Out West Arts: Performance at the end of the world

Opera, music, theater, and art in Los Angeles and beyond

Everybody's All-American

January 31, 2009

 
Hilary Hahn, Leonard Slatkin, and the LA Philharmonic
Photo: mine 2009

I’ll admit it. I have a hard time getting excited about Leonard Slatkin. In my mind he’s in that Robert Spano category, someone who seems to have all the attributes and interests you would want in a conductor, but somehow missing that excitement factor. Maybe it’s my own bias against all things quintessentially American, and maybe its just that familiarity breeds contempt. But I will say, with shows like this weekend’s LA Philharmonic program, I might just change my mind. The program was a jumble of unrelated works, all played with real commitment and attention. After Tchaikovsky’s Romeo and Juliet overture – a likely sop to audience members who must have one piece they recognize in every program- came the main course, the Glazunov violin concerto. It’s not much of a concerto, in that the orchestra has virtually nothing to do and the solo writing is dramatic and romantic if not overly flashy. Hilary Hahn was the soloist and it must be said that she spun straw into gold. Hahn wrenched more passion and thought out of this 20-minute piece just by sheer intensity and force of will than I would have thought possible. She’s remarkable, and I hope she wins one of those Grammys next week for her Schoenberg vionlin concerto recording.

The second half of the show was completely unrelated to the first.

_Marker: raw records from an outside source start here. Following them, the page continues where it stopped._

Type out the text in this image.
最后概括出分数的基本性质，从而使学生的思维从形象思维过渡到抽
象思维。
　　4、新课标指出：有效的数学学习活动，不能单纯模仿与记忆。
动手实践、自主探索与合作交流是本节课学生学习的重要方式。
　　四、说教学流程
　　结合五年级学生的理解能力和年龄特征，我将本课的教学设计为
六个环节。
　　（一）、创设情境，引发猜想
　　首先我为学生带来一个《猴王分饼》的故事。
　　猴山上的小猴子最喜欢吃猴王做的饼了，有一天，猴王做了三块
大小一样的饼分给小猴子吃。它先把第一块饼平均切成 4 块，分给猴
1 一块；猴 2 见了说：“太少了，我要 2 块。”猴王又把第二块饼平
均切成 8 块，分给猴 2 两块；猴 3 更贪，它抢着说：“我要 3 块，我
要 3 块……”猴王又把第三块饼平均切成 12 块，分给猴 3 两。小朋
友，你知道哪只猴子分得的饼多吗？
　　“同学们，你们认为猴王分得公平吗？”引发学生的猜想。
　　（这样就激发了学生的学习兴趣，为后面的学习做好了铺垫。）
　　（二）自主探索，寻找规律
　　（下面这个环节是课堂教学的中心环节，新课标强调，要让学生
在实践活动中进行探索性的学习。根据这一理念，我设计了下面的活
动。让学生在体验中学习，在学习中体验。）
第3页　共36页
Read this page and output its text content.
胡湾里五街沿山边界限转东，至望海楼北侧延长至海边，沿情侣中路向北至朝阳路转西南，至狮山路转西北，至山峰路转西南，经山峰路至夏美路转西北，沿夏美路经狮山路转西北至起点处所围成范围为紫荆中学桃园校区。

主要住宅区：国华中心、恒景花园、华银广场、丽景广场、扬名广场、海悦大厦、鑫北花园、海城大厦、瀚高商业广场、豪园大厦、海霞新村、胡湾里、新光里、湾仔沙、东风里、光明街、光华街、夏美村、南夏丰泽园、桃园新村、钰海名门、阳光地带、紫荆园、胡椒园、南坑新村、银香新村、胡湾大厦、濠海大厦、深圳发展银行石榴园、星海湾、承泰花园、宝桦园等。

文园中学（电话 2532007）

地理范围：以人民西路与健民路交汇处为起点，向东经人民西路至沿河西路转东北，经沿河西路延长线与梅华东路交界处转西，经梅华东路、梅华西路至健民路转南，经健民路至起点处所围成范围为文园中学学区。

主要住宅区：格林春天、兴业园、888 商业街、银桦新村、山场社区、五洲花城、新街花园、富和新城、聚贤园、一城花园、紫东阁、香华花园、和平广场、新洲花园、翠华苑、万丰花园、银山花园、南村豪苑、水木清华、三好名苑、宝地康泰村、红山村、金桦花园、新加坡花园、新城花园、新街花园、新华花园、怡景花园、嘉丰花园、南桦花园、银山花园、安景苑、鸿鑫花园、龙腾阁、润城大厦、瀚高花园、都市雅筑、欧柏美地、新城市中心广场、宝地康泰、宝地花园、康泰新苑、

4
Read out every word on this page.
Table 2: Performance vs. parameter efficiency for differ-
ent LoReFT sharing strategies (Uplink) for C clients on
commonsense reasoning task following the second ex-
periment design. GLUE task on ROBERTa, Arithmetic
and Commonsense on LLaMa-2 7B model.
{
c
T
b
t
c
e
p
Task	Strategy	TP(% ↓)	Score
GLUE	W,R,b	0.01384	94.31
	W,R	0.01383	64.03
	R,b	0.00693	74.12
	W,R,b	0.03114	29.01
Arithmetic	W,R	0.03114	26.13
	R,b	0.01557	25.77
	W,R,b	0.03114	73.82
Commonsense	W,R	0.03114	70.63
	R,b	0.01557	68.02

It began with a really good run through of Steven Stucky’s Son et lumière. Slatkin concluded the piece by noting that Stucky and John Adams have become virtually a “household names” at least in musical circles in this town. By way of introduction to the final piece, William Schuman's Symphony No. 3, Slatkin noted that a prior generation of American composers, including Schuman and the likes of Roger Sessions, are largely fading from American stages despite the important connection between early 20th-century American music and their late 20th-century descendants. Schuman’s Symphony No. 3 was offered here as an introduction to this important time in American classical music. The work, which I was previously unfamiliar with, is not bogged down in folk idioms in the way many composers earlier in the century had been, like Copland. And while there is something "American" about it, I would not describe it as being evocative of particular cultural milleu in the way one thinks of Gershwin. The influence on later generations is also clear, although Schuman, like his contemporaries, was interested in maintaining a European heritage of Symphonic music that has largely gone by the way side in recent decades. It was a fine performance and well deserved, all thanks to the L.A. Phil and Leonard Slatkin.